During the 1950s’ “Red Scare,” a period of paranoia over Communist subversion in America, Republican Senator Joseph R. McCarthy conducted hearings and investigations targeting government employees, educators, entertainment workers, and intellectuals. Hansberry, who joined the Communist Party while in college, never faced arrest, passport revocation, or prison, as did other more well-known African American members of the party, including Robeson, Dubois, and Hughes.
Hansberry and Nemiroff
Hansberry met her husband, Robert Nemiroff, a Jewish theater producer and award-winning songwriter during a protest rally at New York University. The couple, who shared similar political views, married on June 20, 1953. (On the night before their wedding, they protested the execution of Julius and Ethel Rosenberg, who had been convicted of espionage.)

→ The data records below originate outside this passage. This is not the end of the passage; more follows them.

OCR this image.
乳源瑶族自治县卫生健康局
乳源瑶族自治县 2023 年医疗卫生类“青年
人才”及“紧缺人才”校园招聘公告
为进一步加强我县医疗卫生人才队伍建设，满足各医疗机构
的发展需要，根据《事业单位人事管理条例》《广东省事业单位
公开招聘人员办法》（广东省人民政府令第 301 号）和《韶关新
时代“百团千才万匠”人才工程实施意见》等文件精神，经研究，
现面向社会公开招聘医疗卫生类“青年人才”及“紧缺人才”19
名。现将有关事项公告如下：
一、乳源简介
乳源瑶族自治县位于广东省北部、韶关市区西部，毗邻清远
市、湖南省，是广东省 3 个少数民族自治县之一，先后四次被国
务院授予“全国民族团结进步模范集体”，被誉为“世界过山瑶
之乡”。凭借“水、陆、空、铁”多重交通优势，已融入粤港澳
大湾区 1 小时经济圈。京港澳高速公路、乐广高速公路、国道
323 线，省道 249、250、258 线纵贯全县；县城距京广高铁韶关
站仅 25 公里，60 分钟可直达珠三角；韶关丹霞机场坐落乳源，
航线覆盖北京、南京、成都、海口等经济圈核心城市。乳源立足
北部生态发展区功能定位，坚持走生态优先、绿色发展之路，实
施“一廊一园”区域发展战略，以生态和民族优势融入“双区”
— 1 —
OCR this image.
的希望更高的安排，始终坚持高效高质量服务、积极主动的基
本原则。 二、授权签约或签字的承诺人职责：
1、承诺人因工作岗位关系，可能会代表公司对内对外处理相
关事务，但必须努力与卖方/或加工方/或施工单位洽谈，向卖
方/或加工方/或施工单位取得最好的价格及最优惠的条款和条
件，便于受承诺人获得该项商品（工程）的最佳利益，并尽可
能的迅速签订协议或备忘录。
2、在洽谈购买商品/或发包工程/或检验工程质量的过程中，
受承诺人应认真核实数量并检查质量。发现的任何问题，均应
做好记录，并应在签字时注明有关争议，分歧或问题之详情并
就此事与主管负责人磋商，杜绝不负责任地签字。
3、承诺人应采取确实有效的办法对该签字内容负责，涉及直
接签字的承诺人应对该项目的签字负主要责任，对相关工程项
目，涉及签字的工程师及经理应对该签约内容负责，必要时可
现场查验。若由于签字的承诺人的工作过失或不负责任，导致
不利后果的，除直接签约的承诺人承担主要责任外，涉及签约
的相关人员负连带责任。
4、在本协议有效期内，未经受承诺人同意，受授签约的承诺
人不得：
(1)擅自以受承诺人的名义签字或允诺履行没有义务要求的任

Royalties from Nemiroff’s hit song, Cindy Oh Cindy, allowed Hansberry to quit her job at Freedom, so she began writing Raisin.
The couple separated in 1957 but divorced in 1960. Despite her marriage to Nemiroff, in her private notebooks, Hansberry identified as a lesbian, but she never came “out” as homosexuality was illegal in New York City at the time.
Nemiroff remained Hansberry’s life-long friend and confidant. When she was diagnosed with pancreatic cancer, Nemiroff, along with her close friends--singer and songwriter Nina Simone (who dedicated To Be Young, Gifted, and Black to Hansberry), and author James Baldwin--kept her diagnosis a secret.
Hansberry wrote a second off-Broadway play, The Sign in Sidney Brustein’s Window, which opened in October 1964. Two days after Sign closed, Hansberry died of cancer on January 12, 1965, at age 34.
As the executor for several unfinished manuscripts, Nemiroff completed the play, Les Blanc and adapted many of her writings into the play To Be Young, Gifted and Black, which was the longest-running off-Broadway play of the 1968–69 season.
The following year it appeared as a book titled, To Be Young, Gifted and Black: Lorraine Hansberry in Her Own Words. She also left behind an unfinished novel and several plays, including The Drinking Gourd and What Use Are Flowers?
Hansberry’s artistic work reflects her personal convictions and contradictions, her fight against global injustice and racism, and her intercultural and interracial relationships. She said, "The writer is deceived who thinks that he has some other choice. The question is not whether one will make a social statement in one's work—but only what the statement will say."